Die von der Innenrevision des Bundesamtes erhobene Behauptung, die ehemalige Leiterin habe bei ihren Entscheidungen das Vier-Augen-Prinzip missachtet, bezeichnete Joester eben als jenes "Stück aus dem Tollhaus". Denn: Das Vier-Augen-Prinzip sei von der BAMF-Zentrale erst am 1. September 2017 eingeführt worden. Die von der Innenrevision überprüften Fälle bezögen sich aber auf den Zeitraum von März 2013 bis August 2017. "Wie kann man jemandem vorwerfen, eine Vorschrift missachtet zu haben, wenn es diese Vorschrift noch gar nicht gab?" Joester erwähnt noch, dass sich ausgerechnet seine Mandantin für das Vier-Augen-Prinzip eingesetzt habe.

Der Bremer Rechtsanwalt Erich Joester, hier bei einer Pressekonferenz zu einem anderen FallBild: picture-alliance/dpa/I. Wagner

Auf Anfrage von Radio Bremen, NDR und "Süddeutscher Zeitung" nahmen zunächst weder das BAMF in Nürnberg noch das Bundesinnenministerium zu der Kritik des Anwalts Stellung.
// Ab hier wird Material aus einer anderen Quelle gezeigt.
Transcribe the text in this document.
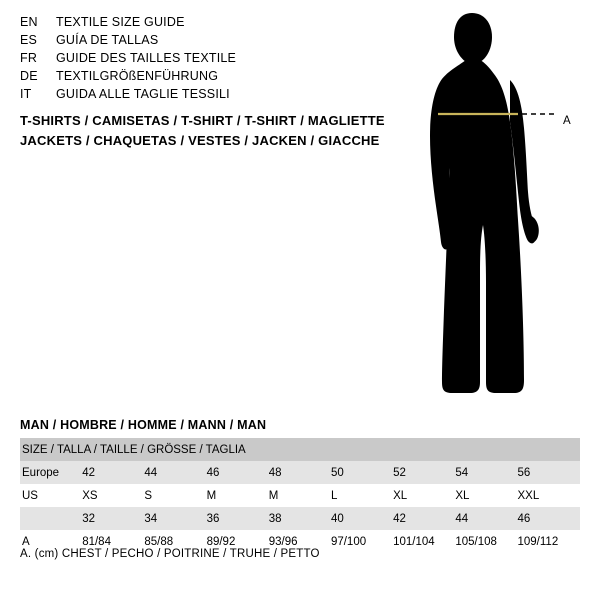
EN	TEXTILE SIZE GUIDE
ES	GUÍA DE TALLAS
FR	GUIDE DES TAILLES TEXTILE
DE	TEXTILGRÖßENFÜHRUNG
IT	GUIDA ALLE TAGLIE TESSILI
T-SHIRTS / CAMISETAS / T-SHIRT / T-SHIRT / MAGLIETTE
JACKETS / CHAQUETAS / VESTES / JACKEN / GIACCHE
A
MAN / HOMBRE / HOMME / MANN / MAN
SIZE / TALLA / TAILLE / GRÖSSE / TAGLIA								
Europe	42	44	46	48	50	52	54	56
US	XS	S	M	M	L	XL	XL	XXL
	32	34	36	38	40	42	44	46
A	81/84	85/88	89/92	93/96	97/100	101/104	105/108	109/112
A. (cm) CHEST / PECHO / POITRINE / TRUHE / PETTO
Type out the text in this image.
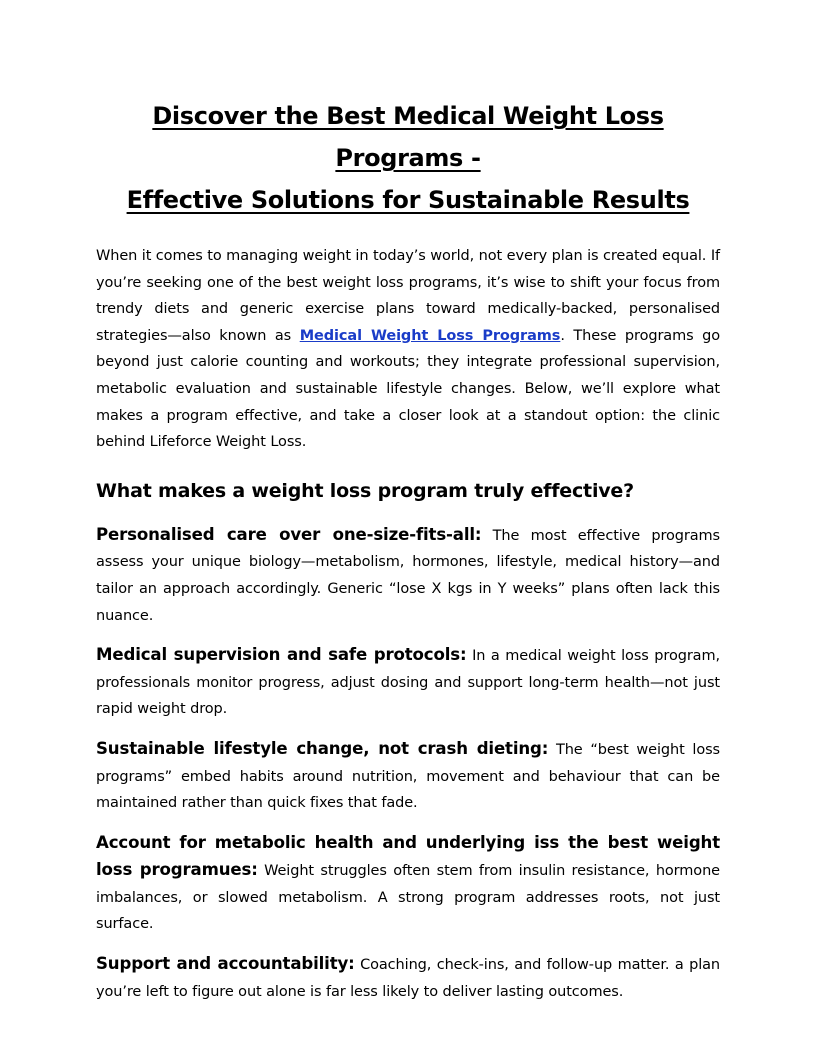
Discover the Best Medical Weight Loss Programs -
Effective Solutions for Sustainable Results

When it comes to managing weight in today’s world, not every plan is created equal. If you’re seeking one of the best weight loss programs, it’s wise to shift your focus from trendy diets and generic exercise plans toward medically-backed, personalised strategies—also known as Medical Weight Loss Programs. These programs go beyond just calorie counting and workouts; they integrate professional supervision, metabolic evaluation and sustainable lifestyle changes. Below, we’ll explore what makes a program effective, and take a closer look at a standout option: the clinic behind Lifeforce Weight Loss.

What makes a weight loss program truly effective?

Personalised care over one-size-fits-all: The most effective programs assess your unique biology—metabolism, hormones, lifestyle, medical history—and tailor an approach accordingly. Generic “lose X kgs in Y weeks” plans often lack this nuance.

Medical supervision and safe protocols: In a medical weight loss program, professionals monitor progress, adjust dosing and support long-term health—not just rapid weight drop.

Sustainable lifestyle change, not crash dieting: The “best weight loss programs” embed habits around nutrition, movement and behaviour that can be maintained rather than quick fixes that fade.

Account for metabolic health and underlying iss the best weight loss programues: Weight struggles often stem from insulin resistance, hormone imbalances, or slowed metabolism. A strong program addresses roots, not just surface.

Support and accountability: Coaching, check-ins, and follow-up matter. a plan you’re left to figure out alone is far less likely to deliver lasting outcomes.
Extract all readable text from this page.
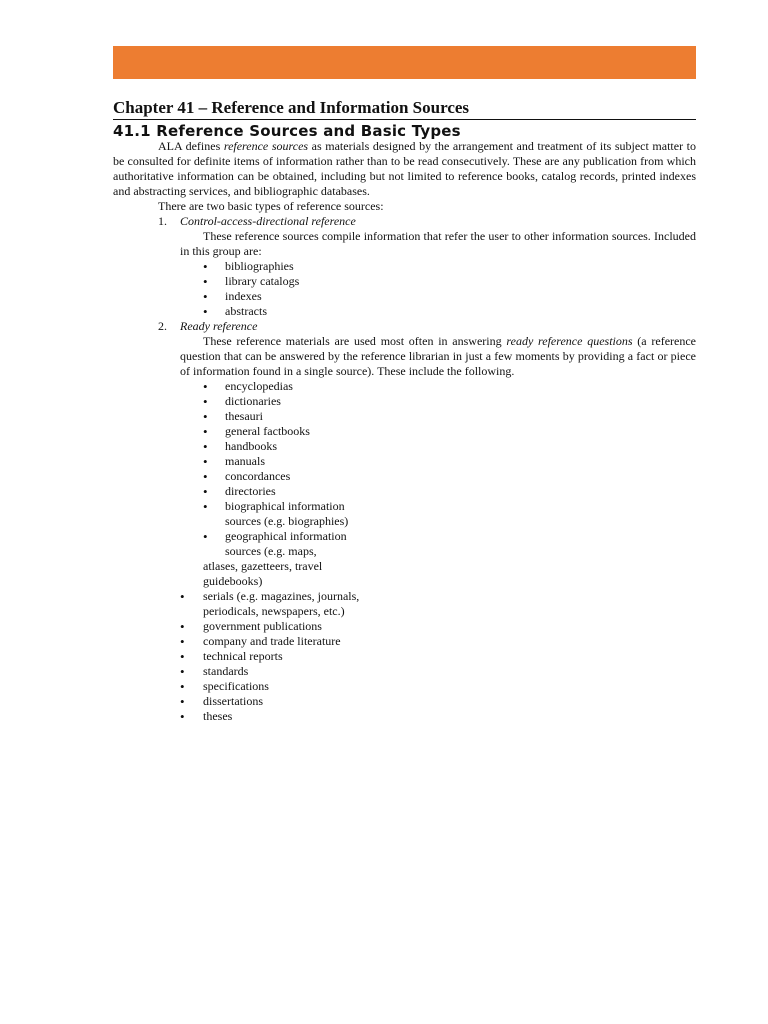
Chapter 41 – Reference and Information Sources
41.1 Reference Sources and Basic Types

ALA defines reference sources as materials designed by the arrangement and treatment of its subject matter to be consulted for definite items of information rather than to be read consecutively. These are any publication from which authoritative information can be obtained, including but not limited to reference books, catalog records, printed indexes and abstracting services, and bibliographic databases.

There are two basic types of reference sources:

1. Control-access-directional reference

These reference sources compile information that refer the user to other information sources. Included in this group are:

• bibliographies
• library catalogs
• indexes
• abstracts
2. Ready reference

These reference materials are used most often in answering ready reference questions (a reference question that can be answered by the reference librarian in just a few moments by providing a fact or piece of information found in a single source). These include the following.

• encyclopedias
• dictionaries
• thesauri
• general factbooks
• handbooks
• manuals
• concordances
• directories
• biographical information sources (e.g. biographies)
• geographical information sources (e.g. maps,
atlases, gazetteers, travel guidebooks)
• serials (e.g. magazines, journals, periodicals, newspapers, etc.)
• government publications
• company and trade literature
• technical reports
• standards
• specifications
• dissertations
• theses
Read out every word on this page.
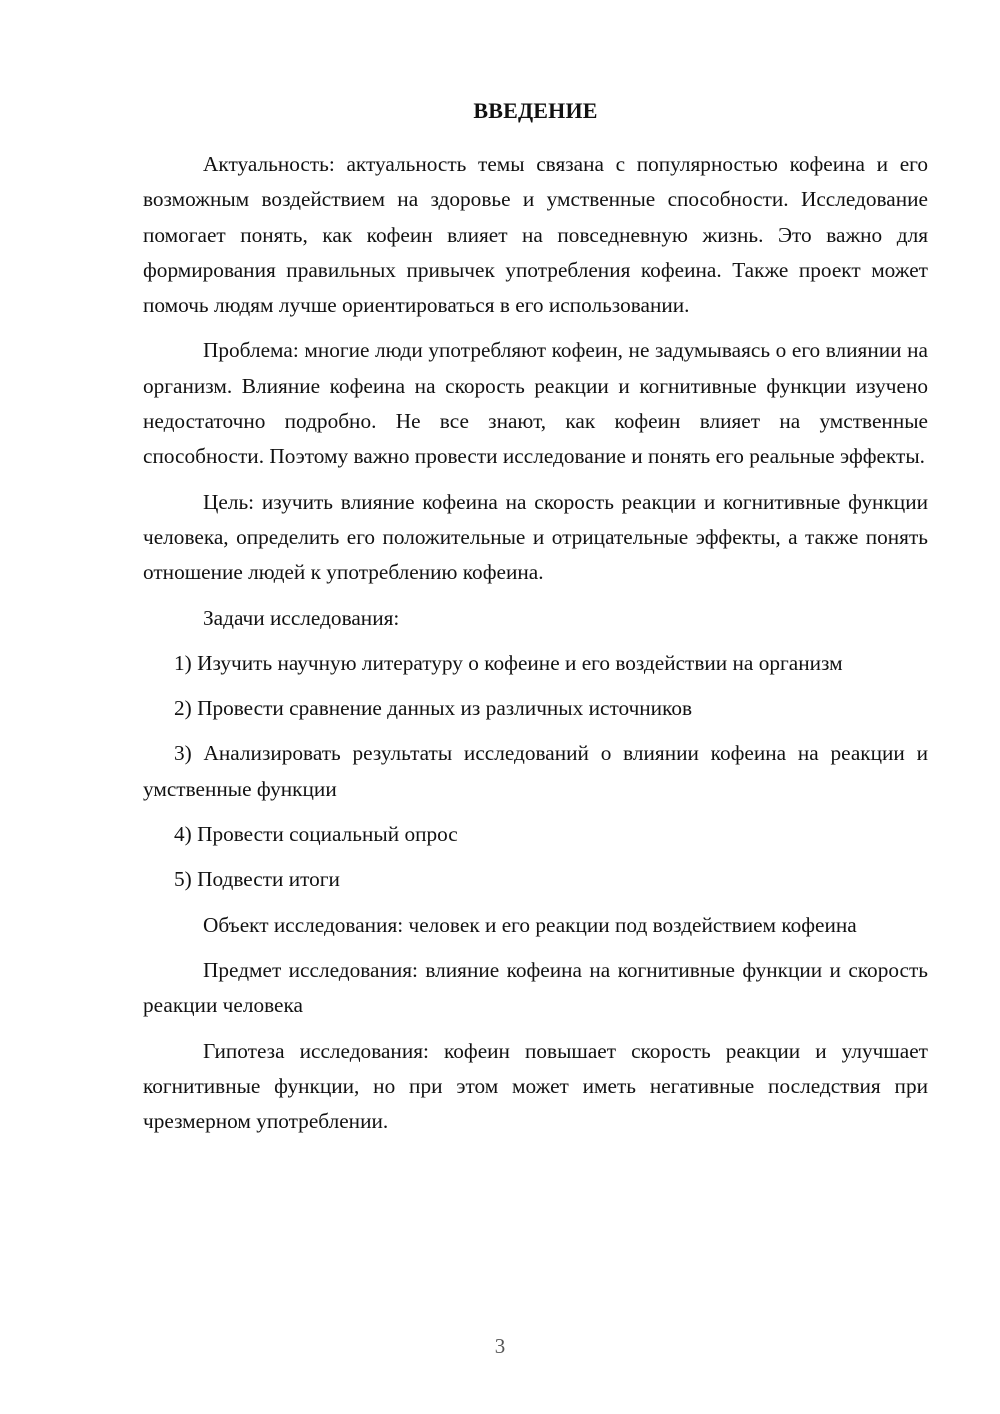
ВВЕДЕНИЕ

Актуальность: актуальность темы связана с популярностью кофеина и его возможным воздействием на здоровье и умственные способности. Исследование помогает понять, как кофеин влияет на повседневную жизнь. Это важно для формирования правильных привычек употребления кофеина. Также проект может помочь людям лучше ориентироваться в его использовании.

Проблема: многие люди употребляют кофеин, не задумываясь о его влиянии на организм. Влияние кофеина на скорость реакции и когнитивные функции изучено недостаточно подробно. Не все знают, как кофеин влияет на умственные способности. Поэтому важно провести исследование и понять его реальные эффекты.

Цель: изучить влияние кофеина на скорость реакции и когнитивные функции человека, определить его положительные и отрицательные эффекты, а также понять отношение людей к употреблению кофеина.

Задачи исследования:

1) Изучить научную литературу о кофеине и его воздействии на организм

2) Провести сравнение данных из различных источников

3) Анализировать результаты исследований о влиянии кофеина на реакции и умственные функции

4) Провести социальный опрос

5) Подвести итоги

Объект исследования: человек и его реакции под воздействием кофеина

Предмет исследования: влияние кофеина на когнитивные функции и скорость реакции человека

Гипотеза исследования: кофеин повышает скорость реакции и улучшает когнитивные функции, но при этом может иметь негативные последствия при чрезмерном употреблении.

3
Gegen Ulrike B. läuft bei der Staatsanwaltschaft Bremen ein Ermittlungsverfahren. Sie soll insbesondere mit einem Anwalt aus Hildesheim zusammengearbeitet und unrechtmäßig Asylbescheide ausgestellt haben.

Schon 2014 Hinweise?

Das Nachrichtenmagazin "Der Spiegel" berichtet, nach Erkenntnissen interner Aufklärer hätten bereits im Jahr 2014 sieben BAMF-Führungskräfte von Unregelmäßigkeiten in der Bremer Außenstelle erfahren. Die Hinweise hätten sich auf "zahlreiche Fälle" bezogen, in denen es "Bevorteilungen bei Entscheidungen über syrische Asylanträge" gegeben habe, in die ein Hildesheimer Anwalt involviert gewesen sei. Auch gegen diesen Juristen ermittel laut "Spiegel" jetzt die Staatsanwaltschaft. 

Plötzlich in der rechten Ecke

Unterdessen wird die Debatte auf politischer Ebene weitergeführt. Die Vorsitzende der Linkspartei, Katja Kipping, machte den früheren BAMF-Präsidenten Frank-Jürgen Weise für die Zustände in der Behörde verantwortlich. Die nach seinem Dienstantritt 2015 neu strukturierte Entscheidungspraxis habe "zu einer systematischen Aushöhlung von rechtsstaatlichen Verfahren" geführt, schrieb Kipping in einem Gastbeitrag auf der Internetseite der Berliner Zeitung "Der Tagesspiegel". Der frühere Vorsitzende des Bundestags-Innenausschusses, Wolfgang Bosbach (CDU), kritisierte, dass das Bundesamt nicht ausreichend auf die große Zahl der Asylanträge vorbereitet gewesen sei. Zugleich nahm er in einem Interview mit "Straubinger Tagblatt" und "Landshuter Zeitung" die BAMF-Mitarbeiter in Schutz. Seinerzeit habe kaum jemand den Mut gehabt, einmal Klartext zu reden, "weil jeder befürchtete, als Kritiker der sogenannten Willkommenskultur plötzlich in der rechten Ecke zu stehen".